Collateral Damage in America's War on Sex Crimes

A War on Sex Crimes in an Unforgiving Land

Last year in a place where authorities have long tried to stop prostitution, police set up a sting operation targeting sex workers. They had officers pose as johns, who lured sex workers to meet them for dates. When one of them, 22-year-old Aaliyah, showed up for one of those dates, she was arrested.

It was about to get far worse for her. Authorities there have been trying to stop the spread of HIV, so some years ago they passed a law that makes it a crime to attempt to intentionally expose someone to the virus. Aaliyah wasn’t carrying condoms to the fake date, so she was prosecuted for trying to spread HIV. Facing up to 10 years in prison unless she cooperated, she pled guilty.

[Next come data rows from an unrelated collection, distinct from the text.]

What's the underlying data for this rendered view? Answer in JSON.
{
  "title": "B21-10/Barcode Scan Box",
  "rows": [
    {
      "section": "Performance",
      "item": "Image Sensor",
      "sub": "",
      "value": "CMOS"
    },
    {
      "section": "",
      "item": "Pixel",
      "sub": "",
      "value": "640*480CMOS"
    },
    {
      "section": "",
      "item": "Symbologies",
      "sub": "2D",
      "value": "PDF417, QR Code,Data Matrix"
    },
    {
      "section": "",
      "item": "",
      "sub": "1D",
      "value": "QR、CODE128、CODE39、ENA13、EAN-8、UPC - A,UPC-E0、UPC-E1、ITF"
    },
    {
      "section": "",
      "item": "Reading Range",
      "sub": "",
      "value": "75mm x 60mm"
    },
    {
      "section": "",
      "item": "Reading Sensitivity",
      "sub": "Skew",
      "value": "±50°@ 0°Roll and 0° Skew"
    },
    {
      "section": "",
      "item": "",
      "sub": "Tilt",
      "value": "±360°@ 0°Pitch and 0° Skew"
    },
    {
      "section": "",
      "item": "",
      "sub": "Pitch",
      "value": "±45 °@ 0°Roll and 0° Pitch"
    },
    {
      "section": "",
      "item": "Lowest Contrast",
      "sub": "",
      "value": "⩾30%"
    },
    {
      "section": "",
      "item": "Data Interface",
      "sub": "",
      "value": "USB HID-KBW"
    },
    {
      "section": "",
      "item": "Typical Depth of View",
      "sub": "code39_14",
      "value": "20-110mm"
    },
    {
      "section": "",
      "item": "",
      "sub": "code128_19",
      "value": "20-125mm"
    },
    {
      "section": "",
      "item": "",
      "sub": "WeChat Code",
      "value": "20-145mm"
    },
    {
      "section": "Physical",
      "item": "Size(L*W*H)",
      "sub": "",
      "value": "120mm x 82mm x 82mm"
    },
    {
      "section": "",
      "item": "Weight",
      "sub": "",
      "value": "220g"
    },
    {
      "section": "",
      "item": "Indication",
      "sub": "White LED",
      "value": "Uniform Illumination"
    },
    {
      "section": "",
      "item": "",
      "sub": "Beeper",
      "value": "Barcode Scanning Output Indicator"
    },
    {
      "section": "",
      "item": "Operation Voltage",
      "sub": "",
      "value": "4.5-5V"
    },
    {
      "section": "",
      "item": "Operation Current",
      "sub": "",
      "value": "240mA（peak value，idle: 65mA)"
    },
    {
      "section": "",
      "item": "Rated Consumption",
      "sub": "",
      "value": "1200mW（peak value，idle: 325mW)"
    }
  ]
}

Unfortunately, that law also mandates that someone convicted under it must have their name and photo put on a public list of sex criminals. Worse, whenever the offender moves, he or she must to send out notifications within 21 days to the entire neighborhood informing them that she’s moved in. The offender foots the bill for sending those notices, which runs anywhere from $1000 to $1500. Aaliyah, who can’t afford that kind of money, has taken to living on the run, moving every 20 days to avoid having to distribute expensive postcards to her neighbors.

It should be obvious by now that Aaliyah lives in a Sharia state—say Iran or Saudi Arabia or the Sudan.

Think again–try Louisiana.

Iran’s mullahs have nothing on the state legislators who passed this law.

But Louisiana’s politicians are hardly alone in broadening the circle of those who can be caught in the net of state sex registries. Registries routinely include those who have committed no sexual crime involving a child. Forty-one states put those convicted of falsely imprisoning or kidnapping a minor on their sex-offender registries — whether or not the crime was related to sex. At least five states require registration for offenses related to adult prostitution. At least 13 states require registration for public urination.

Legislators don’t all pass laws like these for the same reasons. The more scrupulous tell advocates privately that they know such legislation doesn’t work but that they can’t afford to vote against it. The less exacting have found that tightening the vice on ever-more people serves as rocket fuel for their campaigns.

In either case, we can safely dispense with a notion long since discredited by a pile of research–that sex registries protect anyone. Instead, they’re creating ever more victims.